All that mental downtime can get to me at times. I’m not one who particularly enjoys menial household tasks like changing diapers or vacuuming the bedrooms. I never looked forward to midnight feedings with my babies.
Writing has made those difficult tasks of mothering more bearable. In fact, it was a story I have yet to pen that made the sleepless nights with my youngest child not only do-able but enjoyable. My little one was not a good sleeper and would awaken me time after time each night all the way through her first year. Instead of dreading another late night feeding each time I heard her cries though, I would think about my characters and write, write, write in my head as I waited for my daughter to fall back to sleep. That (as yet unwritten) book saved me from becoming completely overrun with exhaustion because the story would invigorate me and keep me awake as the baby nursed.
|A rare moment of rest with my little one (back in 2009)|
Even today, with no nursing babies and few middle of the night wake up calls, I sometimes get bored playing matchbox cars or play-doh with my children. I wish it weren’t so but sometimes, I crave more than long days filled with pre-school games and juvenile conversations. My children are absolutely among my greatest blessings and motherhood is undoubtedly one of my greatest gifts, but sometimes, I need something more to fill my mind than what to cook for dinner or what load of laundry should take precedence- whites or colors?

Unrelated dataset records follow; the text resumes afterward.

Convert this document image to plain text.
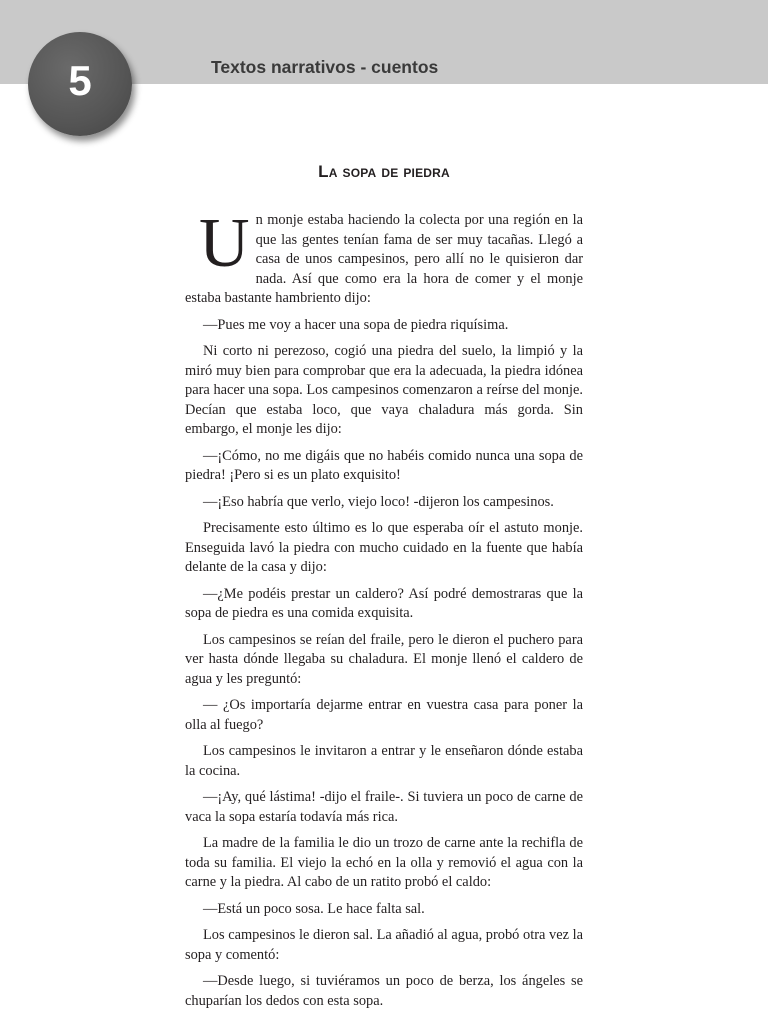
5	Textos narrativos - cuentos
La sopa de piedra

Un monje estaba haciendo la colecta por una región en la que las gentes tenían fama de ser muy tacañas. Llegó a casa de unos campesinos, pero allí no le quisieron dar nada. Así que como era la hora de comer y el monje estaba bastante hambriento dijo:

—Pues me voy a hacer una sopa de piedra riquísima.

Ni corto ni perezoso, cogió una piedra del suelo, la limpió y la miró muy bien para comprobar que era la adecuada, la piedra idónea para hacer una sopa. Los campesinos comenzaron a reírse del monje. Decían que estaba loco, que vaya chaladura más gorda. Sin embargo, el monje les dijo:

—¡Cómo, no me digáis que no habéis comido nunca una sopa de piedra! ¡Pero si es un plato exquisito!

—¡Eso habría que verlo, viejo loco! -dijeron los campesinos.

Precisamente esto último es lo que esperaba oír el astuto monje. Enseguida lavó la piedra con mucho cuidado en la fuente que había delante de la casa y dijo:

—¿Me podéis prestar un caldero? Así podré demostraras que la sopa de piedra es una comida exquisita.

Los campesinos se reían del fraile, pero le dieron el puchero para ver hasta dónde llegaba su chaladura. El monje llenó el caldero de agua y les preguntó:

— ¿Os importaría dejarme entrar en vuestra casa para poner la olla al fuego?

Los campesinos le invitaron a entrar y le enseñaron dónde estaba la cocina.

—¡Ay, qué lástima! -dijo el fraile-. Si tuviera un poco de carne de vaca la sopa estaría todavía más rica.

La madre de la familia le dio un trozo de carne ante la rechifla de toda su familia. El viejo la echó en la olla y removió el agua con la carne y la piedra. Al cabo de un ratito probó el caldo:

—Está un poco sosa. Le hace falta sal.

Los campesinos le dieron sal. La añadió al agua, probó otra vez la sopa y comentó:

—Desde luego, si tuviéramos un poco de berza, los ángeles se chuparían los dedos con esta sopa.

My family will always come before any writing projects I might take on, but thankfully, the (pre-)writing can happen in the midst of putting my family first. Writing offers me the creative outlet I need without taking me away from my children. Oh, sometimes I am a little too wrapped up in my current story idea and I may not be fully mindful of the flow of matchbox traffic on the car rug or the right cookie cutter shape my daughter wants for her purple play-doh, but for the most part, I can enjoy being with my children and still ponder my book in the back of my mind. We can all get what we need and be together and content.
Of course, I could be a good mother without being a writer. And if God had not blessed me with children, I’m sure I would still write in some capacity. But, I am quite sure, I would be neither as good a mother nor as good a writer, if I were not blessed with both gifts from God.